Least Competent Criminals

• One Flaw in the Game Plan: Gary Elliott, 19, was arrested shortly after someone had ripped a hole in the ceiling of Al’s Army Navy store in Orlando, Florida, and—expertly shimmying down a rope, then back up—made off with about 70 guns in a bag. (“It must be Spider-Man,” was proprietor Neal Crasnow’s first thought.) However, minutes after the burglary, Elliott came to a police officer’s attention on the street, bleeding, carrying the large bag—and pedaling away on his “getaway” vehicle, which was a genuine tricycle (yes—three wheels!).

Also, Recently ...

• (1) While a custom fitting is being prepared, Alyeska Pipeline is “servicing” a leak in the trans-Alaska Pipeline by sending an employee twice a day in June to mop up the oil with rags. (2) A man was spotted and photographed on a riverbank in Nanyang, China, carefully (and oblivious to onlookers) bathing his inflatable doll. (3) In May, at the very moment police in Akron, Ohio, had begun (with a warrant) searching the home of Andrew Palmer, 46, for evidence of drug-dealing, a UPS driver appeared at the door to make a routine delivery—of four pounds of marijuana.

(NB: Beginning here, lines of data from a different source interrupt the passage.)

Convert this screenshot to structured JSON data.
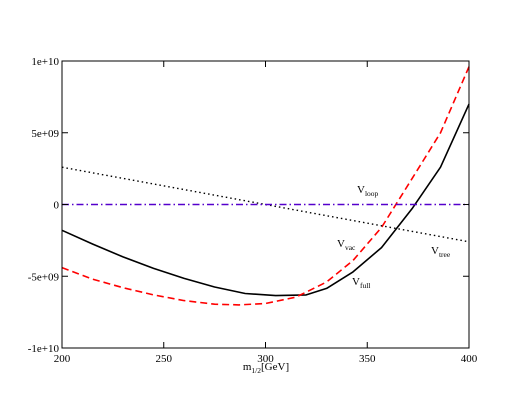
{
  "chart_data": {
    "type": "line",
    "xlim": [
      200,
      400
    ],
    "ylim": [
      -10000000000,
      10000000000
    ],
    "x_ticks": [
      200,
      250,
      300,
      350,
      400
    ],
    "x_tick_labels": [
      "200",
      "250",
      "300",
      "350",
      "400"
    ],
    "y_ticks": [
      10000000000,
      5000000000,
      0,
      -5000000000,
      -10000000000
    ],
    "y_tick_labels": [
      "1e+10",
      "5e+09",
      "0",
      "-5e+09",
      "-1e+10"
    ],
    "xlabel": {
      "main": "m",
      "sub": "1/2",
      "rest": "[GeV]"
    },
    "ylabel": "",
    "grid": false,
    "series": [
      {
        "label_main": "V",
        "label_sub": "full",
        "color": "#000000",
        "style": "solid",
        "x": [
          200,
          215,
          230,
          245,
          260,
          275,
          290,
          305,
          320,
          330,
          343,
          357,
          372,
          386,
          400
        ],
        "y": [
          -1800000000,
          -2750000000,
          -3650000000,
          -4450000000,
          -5150000000,
          -5750000000,
          -6200000000,
          -6350000000,
          -6300000000,
          -5850000000,
          -4700000000,
          -3000000000,
          -300000000,
          2600000000,
          7000000000
        ]
      },
      {
        "label_main": "V",
        "label_sub": "vac",
        "color": "#ff0000",
        "style": "dashed",
        "x": [
          200,
          215,
          230,
          245,
          260,
          275,
          287,
          300,
          315,
          330,
          343,
          357,
          372,
          386,
          400
        ],
        "y": [
          -4400000000,
          -5200000000,
          -5800000000,
          -6300000000,
          -6700000000,
          -6950000000,
          -7000000000,
          -6900000000,
          -6450000000,
          -5400000000,
          -3900000000,
          -1600000000,
          1800000000,
          5000000000,
          9600000000
        ]
      },
      {
        "label_main": "V",
        "label_sub": "tree",
        "color": "#000000",
        "style": "dotted",
        "x": [
          200,
          400
        ],
        "y": [
          2600000000,
          -2600000000
        ]
      },
      {
        "label_main": "V",
        "label_sub": "loop",
        "color": "#5500cc",
        "style": "dashdot",
        "x": [
          200,
          400
        ],
        "y": [
          0,
          0
        ]
      }
    ]
  }
}
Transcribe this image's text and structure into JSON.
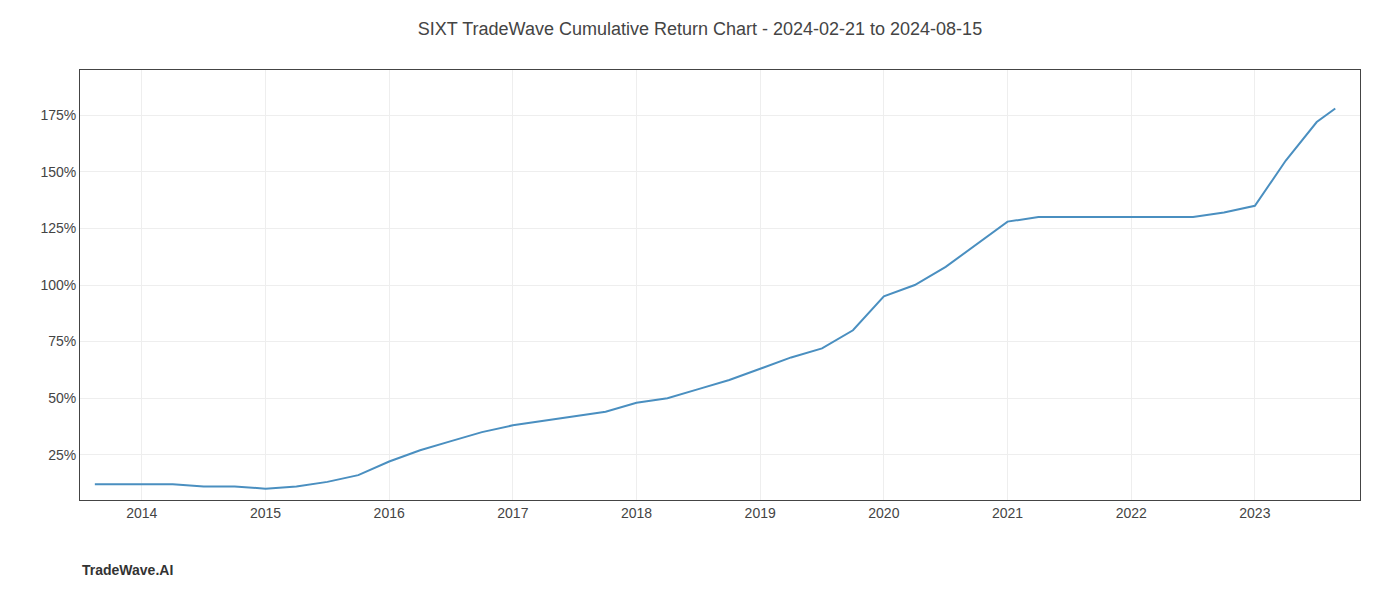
{
  "chart_data": {
    "type": "line",
    "title": "SIXT TradeWave Cumulative Return Chart - 2024-02-21 to 2024-08-15",
    "annotations": [
      {
        "text": "TradeWave.AI"
      }
    ],
    "x": [
      2013.62,
      2014.0,
      2014.25,
      2014.5,
      2014.75,
      2015.0,
      2015.25,
      2015.5,
      2015.75,
      2016.0,
      2016.25,
      2016.5,
      2016.75,
      2017.0,
      2017.25,
      2017.5,
      2017.75,
      2018.0,
      2018.25,
      2018.5,
      2018.75,
      2019.0,
      2019.25,
      2019.5,
      2019.75,
      2020.0,
      2020.25,
      2020.5,
      2020.75,
      2021.0,
      2021.25,
      2021.5,
      2021.75,
      2022.0,
      2022.25,
      2022.5,
      2022.75,
      2023.0,
      2023.25,
      2023.5,
      2023.65
    ],
    "values": [
      12,
      12,
      12,
      11,
      11,
      10,
      11,
      13,
      16,
      22,
      27,
      31,
      35,
      38,
      40,
      42,
      44,
      48,
      50,
      54,
      58,
      63,
      68,
      72,
      80,
      95,
      100,
      108,
      118,
      128,
      130,
      130,
      130,
      130,
      130,
      130,
      132,
      135,
      155,
      172,
      178
    ],
    "color": "#4a8fc0",
    "xlim": [
      2013.5,
      2023.85
    ],
    "xticks": [
      2014,
      2015,
      2016,
      2017,
      2018,
      2019,
      2020,
      2021,
      2022,
      2023
    ],
    "ylim": [
      5,
      195
    ],
    "yticks": [
      {
        "value": 25,
        "label": "25%"
      },
      {
        "value": 50,
        "label": "50%"
      },
      {
        "value": 75,
        "label": "75%"
      },
      {
        "value": 100,
        "label": "100%"
      },
      {
        "value": 125,
        "label": "125%"
      },
      {
        "value": 150,
        "label": "150%"
      },
      {
        "value": 175,
        "label": "175%"
      }
    ],
    "grid": true
  }
}
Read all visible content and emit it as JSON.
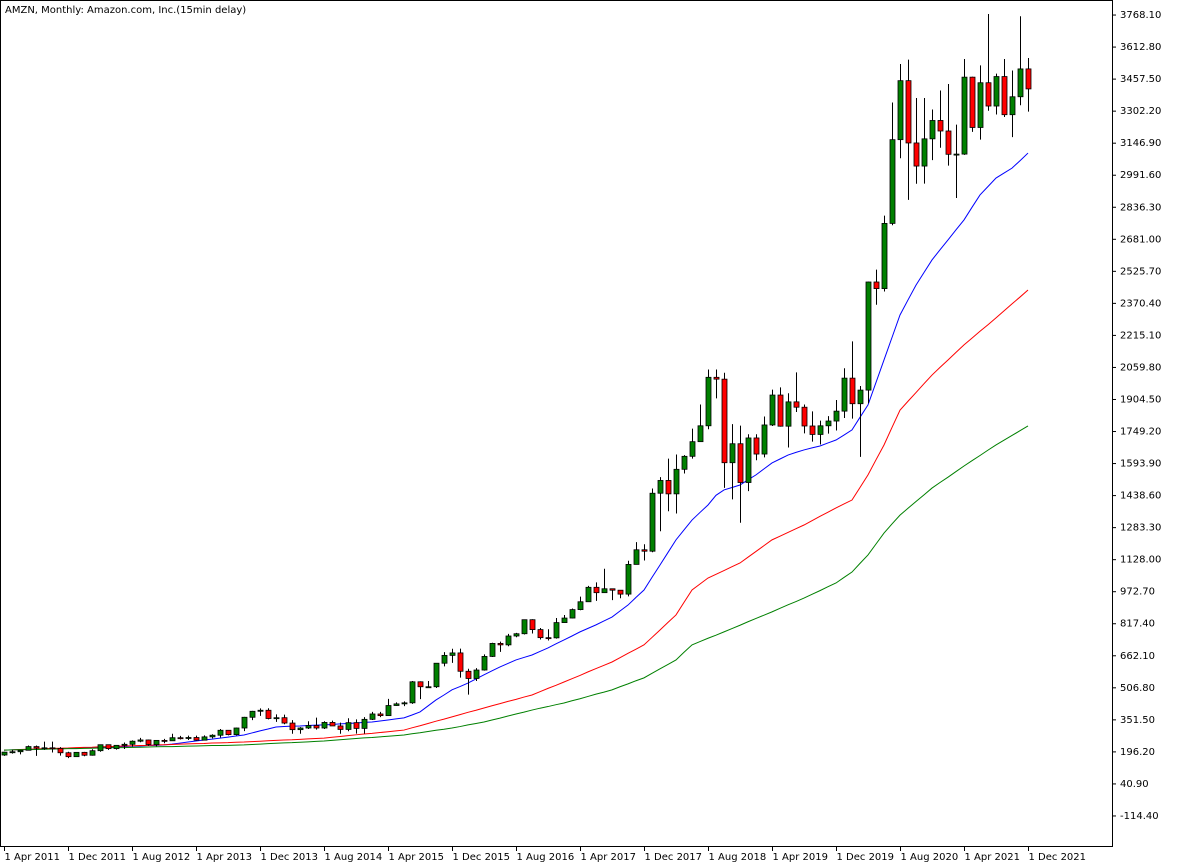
{
  "chart_data": {
    "type": "candlestick",
    "title": "AMZN, Monthly:  Amazon.com, Inc.(15min delay)",
    "categories": [
      "1 Apr 2011",
      null,
      null,
      null,
      null,
      null,
      null,
      null,
      "1 Dec 2011",
      null,
      null,
      null,
      null,
      null,
      null,
      null,
      "1 Aug 2012",
      null,
      null,
      null,
      null,
      null,
      null,
      null,
      "1 Apr 2013",
      null,
      null,
      null,
      null,
      null,
      null,
      null,
      "1 Dec 2013",
      null,
      null,
      null,
      null,
      null,
      null,
      null,
      "1 Aug 2014",
      null,
      null,
      null,
      null,
      null,
      null,
      null,
      "1 Apr 2015",
      null,
      null,
      null,
      null,
      null,
      null,
      null,
      "1 Dec 2015",
      null,
      null,
      null,
      null,
      null,
      null,
      null,
      "1 Aug 2016",
      null,
      null,
      null,
      null,
      null,
      null,
      null,
      "1 Apr 2017",
      null,
      null,
      null,
      null,
      null,
      null,
      null,
      "1 Dec 2017",
      null,
      null,
      null,
      null,
      null,
      null,
      null,
      "1 Aug 2018",
      null,
      null,
      null,
      null,
      null,
      null,
      null,
      "1 Apr 2019",
      null,
      null,
      null,
      null,
      null,
      null,
      null,
      "1 Dec 2019",
      null,
      null,
      null,
      null,
      null,
      null,
      null,
      "1 Aug 2020",
      null,
      null,
      null,
      null,
      null,
      null,
      null,
      "1 Apr 2021",
      null,
      null,
      null,
      null,
      null,
      null,
      null,
      "1 Dec 2021"
    ],
    "open": [
      181,
      195,
      197,
      204,
      222,
      215,
      216,
      213,
      192,
      173,
      194,
      180,
      202,
      231,
      212,
      228,
      233,
      248,
      254,
      232,
      252,
      250,
      265,
      264,
      266,
      253,
      269,
      277,
      301,
      280,
      312,
      364,
      393,
      398,
      358,
      362,
      336,
      304,
      312,
      324,
      312,
      339,
      322,
      305,
      338,
      310,
      354,
      380,
      372,
      421,
      429,
      434,
      536,
      512,
      512,
      626,
      664,
      676,
      587,
      552,
      593,
      659,
      722,
      715,
      758,
      769,
      837,
      789,
      750,
      749,
      823,
      845,
      886,
      924,
      994,
      968,
      987,
      980,
      961,
      1105,
      1176,
      1169,
      1450,
      1512,
      1447,
      1566,
      1629,
      1700,
      1777,
      2012,
      2003,
      1598,
      1690,
      1502,
      1718,
      1640,
      1781,
      1926,
      1775,
      1893,
      1867,
      1776,
      1735,
      1777,
      1800,
      1848,
      2008,
      1884,
      1950,
      2474,
      2442,
      2758,
      3164,
      3450,
      3148,
      3036,
      3168,
      3257,
      3206,
      3093,
      3094,
      3467,
      3223,
      3440,
      3327,
      3470,
      3285,
      3372,
      3507
    ],
    "high": [
      197,
      206,
      206,
      227,
      227,
      246,
      246,
      219,
      197,
      195,
      196,
      209,
      232,
      232,
      228,
      242,
      252,
      264,
      256,
      252,
      259,
      284,
      274,
      275,
      275,
      276,
      282,
      307,
      301,
      314,
      366,
      395,
      407,
      408,
      378,
      377,
      350,
      316,
      345,
      362,
      345,
      348,
      338,
      359,
      354,
      365,
      390,
      390,
      453,
      436,
      441,
      540,
      538,
      540,
      627,
      680,
      696,
      697,
      599,
      602,
      669,
      725,
      731,
      768,
      773,
      838,
      839,
      797,
      791,
      845,
      860,
      891,
      949,
      1001,
      1018,
      1084,
      983,
      975,
      1123,
      1213,
      1203,
      1473,
      1528,
      1618,
      1638,
      1635,
      1763,
      1880,
      2050,
      2050,
      2034,
      1785,
      1778,
      1736,
      1736,
      1822,
      1952,
      1963,
      1935,
      2036,
      1880,
      1847,
      1802,
      1824,
      1902,
      2056,
      2186,
      1970,
      2476,
      2534,
      2796,
      3344,
      3531,
      3552,
      3366,
      3366,
      3310,
      3402,
      3434,
      3237,
      3555,
      3469,
      3524,
      3773,
      3484,
      3555,
      3499,
      3762,
      3560
    ],
    "low": [
      177,
      188,
      184,
      203,
      177,
      206,
      193,
      178,
      166,
      172,
      175,
      178,
      197,
      206,
      207,
      210,
      221,
      243,
      226,
      223,
      238,
      249,
      256,
      254,
      250,
      256,
      262,
      266,
      276,
      276,
      297,
      350,
      371,
      354,
      342,
      330,
      284,
      284,
      307,
      304,
      307,
      322,
      284,
      296,
      285,
      285,
      351,
      365,
      370,
      419,
      418,
      429,
      452,
      508,
      506,
      611,
      628,
      556,
      474,
      540,
      590,
      656,
      681,
      708,
      752,
      765,
      770,
      741,
      736,
      745,
      823,
      843,
      883,
      924,
      928,
      985,
      932,
      941,
      950,
      1105,
      1124,
      1164,
      1266,
      1363,
      1352,
      1546,
      1618,
      1699,
      1760,
      1910,
      1476,
      1420,
      1307,
      1460,
      1610,
      1624,
      1776,
      1773,
      1672,
      1844,
      1740,
      1700,
      1686,
      1739,
      1754,
      1815,
      1812,
      1626,
      1886,
      2364,
      2428,
      2749,
      3074,
      2872,
      2950,
      2951,
      3065,
      3125,
      3038,
      2881,
      3090,
      3202,
      3164,
      3304,
      3286,
      3274,
      3176,
      3331,
      3300
    ],
    "close": [
      195,
      197,
      204,
      222,
      215,
      216,
      213,
      192,
      173,
      194,
      180,
      202,
      231,
      212,
      228,
      233,
      248,
      254,
      232,
      252,
      250,
      265,
      264,
      266,
      253,
      269,
      277,
      301,
      280,
      312,
      364,
      393,
      398,
      358,
      362,
      336,
      304,
      312,
      324,
      312,
      339,
      322,
      305,
      338,
      310,
      354,
      380,
      372,
      421,
      429,
      434,
      536,
      512,
      512,
      626,
      664,
      676,
      587,
      552,
      593,
      659,
      722,
      715,
      758,
      769,
      837,
      789,
      750,
      749,
      823,
      845,
      886,
      924,
      994,
      968,
      987,
      980,
      961,
      1105,
      1176,
      1169,
      1450,
      1512,
      1447,
      1566,
      1629,
      1700,
      1777,
      2012,
      2003,
      1598,
      1690,
      1502,
      1718,
      1640,
      1781,
      1926,
      1775,
      1893,
      1867,
      1776,
      1735,
      1777,
      1800,
      1848,
      2008,
      1884,
      1950,
      2474,
      2442,
      2758,
      3164,
      3450,
      3148,
      3036,
      3168,
      3257,
      3206,
      3093,
      3094,
      3467,
      3223,
      3440,
      3327,
      3470,
      3285,
      3372,
      3507,
      3410
    ],
    "up_color": "#008000",
    "down_color": "#ff0000",
    "lines": [
      {
        "color": "#0000ff",
        "values": [
          205,
          206,
          207,
          208,
          209,
          210,
          211,
          212,
          213,
          214,
          215,
          216,
          218,
          219,
          221,
          222,
          224,
          225,
          227,
          228,
          230,
          234,
          239,
          244,
          249,
          254,
          258,
          263,
          268,
          273,
          278,
          288,
          298,
          307,
          317,
          319,
          321,
          322,
          324,
          326,
          327,
          329,
          332,
          334,
          336,
          339,
          341,
          346,
          351,
          356,
          361,
          375,
          390,
          419,
          448,
          472,
          497,
          513,
          530,
          550,
          570,
          589,
          608,
          625,
          642,
          654,
          666,
          683,
          700,
          720,
          739,
          758,
          778,
          795,
          812,
          831,
          850,
          879,
          908,
          945,
          981,
          1042,
          1102,
          1163,
          1224,
          1272,
          1320,
          1357,
          1393,
          1440,
          1466,
          1478,
          1490,
          1515,
          1539,
          1568,
          1597,
          1616,
          1635,
          1648,
          1660,
          1670,
          1679,
          1694,
          1708,
          1732,
          1757,
          1818,
          1878,
          1987,
          2096,
          2205,
          2314,
          2387,
          2459,
          2520,
          2581,
          2630,
          2678,
          2727,
          2775,
          2836,
          2896,
          2937,
          2978,
          3002,
          3026,
          3062,
          3099
        ]
      },
      {
        "color": "#ff0000",
        "values": [
          205,
          206,
          208,
          209,
          210,
          212,
          213,
          214,
          215,
          217,
          218,
          219,
          221,
          222,
          223,
          225,
          226,
          227,
          228,
          230,
          231,
          232,
          234,
          235,
          236,
          237,
          239,
          240,
          241,
          243,
          244,
          246,
          248,
          250,
          252,
          254,
          255,
          257,
          259,
          261,
          263,
          267,
          271,
          275,
          279,
          283,
          286,
          290,
          294,
          298,
          302,
          313,
          323,
          334,
          345,
          355,
          366,
          377,
          388,
          398,
          409,
          420,
          430,
          441,
          451,
          462,
          472,
          488,
          504,
          519,
          535,
          551,
          567,
          584,
          600,
          616,
          632,
          653,
          674,
          694,
          715,
          751,
          787,
          824,
          860,
          921,
          981,
          1010,
          1039,
          1057,
          1075,
          1094,
          1112,
          1140,
          1168,
          1196,
          1224,
          1242,
          1260,
          1278,
          1296,
          1317,
          1338,
          1358,
          1379,
          1398,
          1417,
          1478,
          1539,
          1612,
          1684,
          1769,
          1853,
          1896,
          1938,
          1981,
          2023,
          2060,
          2096,
          2133,
          2169,
          2202,
          2235,
          2267,
          2300,
          2334,
          2368,
          2401,
          2435
        ]
      },
      {
        "color": "#008000",
        "values": [
          205,
          206,
          207,
          207,
          208,
          209,
          210,
          211,
          212,
          212,
          213,
          214,
          215,
          216,
          217,
          217,
          218,
          219,
          220,
          221,
          222,
          222,
          223,
          224,
          225,
          226,
          227,
          227,
          228,
          229,
          230,
          232,
          234,
          236,
          238,
          240,
          241,
          243,
          245,
          247,
          249,
          252,
          255,
          258,
          261,
          264,
          266,
          269,
          272,
          275,
          278,
          284,
          289,
          295,
          301,
          306,
          312,
          319,
          327,
          334,
          341,
          351,
          360,
          370,
          380,
          389,
          399,
          408,
          416,
          425,
          433,
          444,
          454,
          465,
          476,
          486,
          497,
          512,
          526,
          541,
          555,
          577,
          599,
          620,
          642,
          679,
          715,
          731,
          747,
          762,
          778,
          794,
          810,
          827,
          843,
          859,
          875,
          892,
          909,
          925,
          942,
          960,
          978,
          997,
          1015,
          1042,
          1068,
          1110,
          1151,
          1204,
          1257,
          1301,
          1344,
          1377,
          1410,
          1442,
          1475,
          1502,
          1528,
          1555,
          1582,
          1608,
          1633,
          1659,
          1684,
          1707,
          1730,
          1753,
          1776
        ]
      }
    ],
    "ylim": [
      -260,
      3841
    ],
    "yticks": [
      {
        "value": -114.4,
        "label": "-114.40"
      },
      {
        "value": 40.9,
        "label": "40.90"
      },
      {
        "value": 196.2,
        "label": "196.20"
      },
      {
        "value": 351.5,
        "label": "351.50"
      },
      {
        "value": 506.8,
        "label": "506.80"
      },
      {
        "value": 662.1,
        "label": "662.10"
      },
      {
        "value": 817.4,
        "label": "817.40"
      },
      {
        "value": 972.7,
        "label": "972.70"
      },
      {
        "value": 1128,
        "label": "1128.00"
      },
      {
        "value": 1283.3,
        "label": "1283.30"
      },
      {
        "value": 1438.6,
        "label": "1438.60"
      },
      {
        "value": 1593.9,
        "label": "1593.90"
      },
      {
        "value": 1749.2,
        "label": "1749.20"
      },
      {
        "value": 1904.5,
        "label": "1904.50"
      },
      {
        "value": 2059.8,
        "label": "2059.80"
      },
      {
        "value": 2215.1,
        "label": "2215.10"
      },
      {
        "value": 2370.4,
        "label": "2370.40"
      },
      {
        "value": 2525.7,
        "label": "2525.70"
      },
      {
        "value": 2681,
        "label": "2681.00"
      },
      {
        "value": 2836.3,
        "label": "2836.30"
      },
      {
        "value": 2991.6,
        "label": "2991.60"
      },
      {
        "value": 3146.9,
        "label": "3146.90"
      },
      {
        "value": 3302.2,
        "label": "3302.20"
      },
      {
        "value": 3457.5,
        "label": "3457.50"
      },
      {
        "value": 3612.8,
        "label": "3612.80"
      },
      {
        "value": 3768.1,
        "label": "3768.10"
      }
    ]
  }
}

A News of the Weird Classic (July 2010)

• Fine Points of the Law: Things looked grim for Carlos Simon-Timmerman, arrested by U.S. border agents in Puerto Rico for bringing a child-sex video home from a holiday in Mexico. The star of “Little Lupe the Innocent” looked very young, and federal prosecutors in April (2010) called an “expert witness” pediatrician, who assured the jury, based on the girl’s underdevelopment, that she was a minor. However, Simon-Timmerman’s lawyer had located “Lupe” via her website, and she cheerfully agreed to fly in from her home in Spain with her passport and other documents to prove, at a dramatic point in the trial, that she was 19 (and “legal”) when the video was made. Simon-Timmerman was acquitted.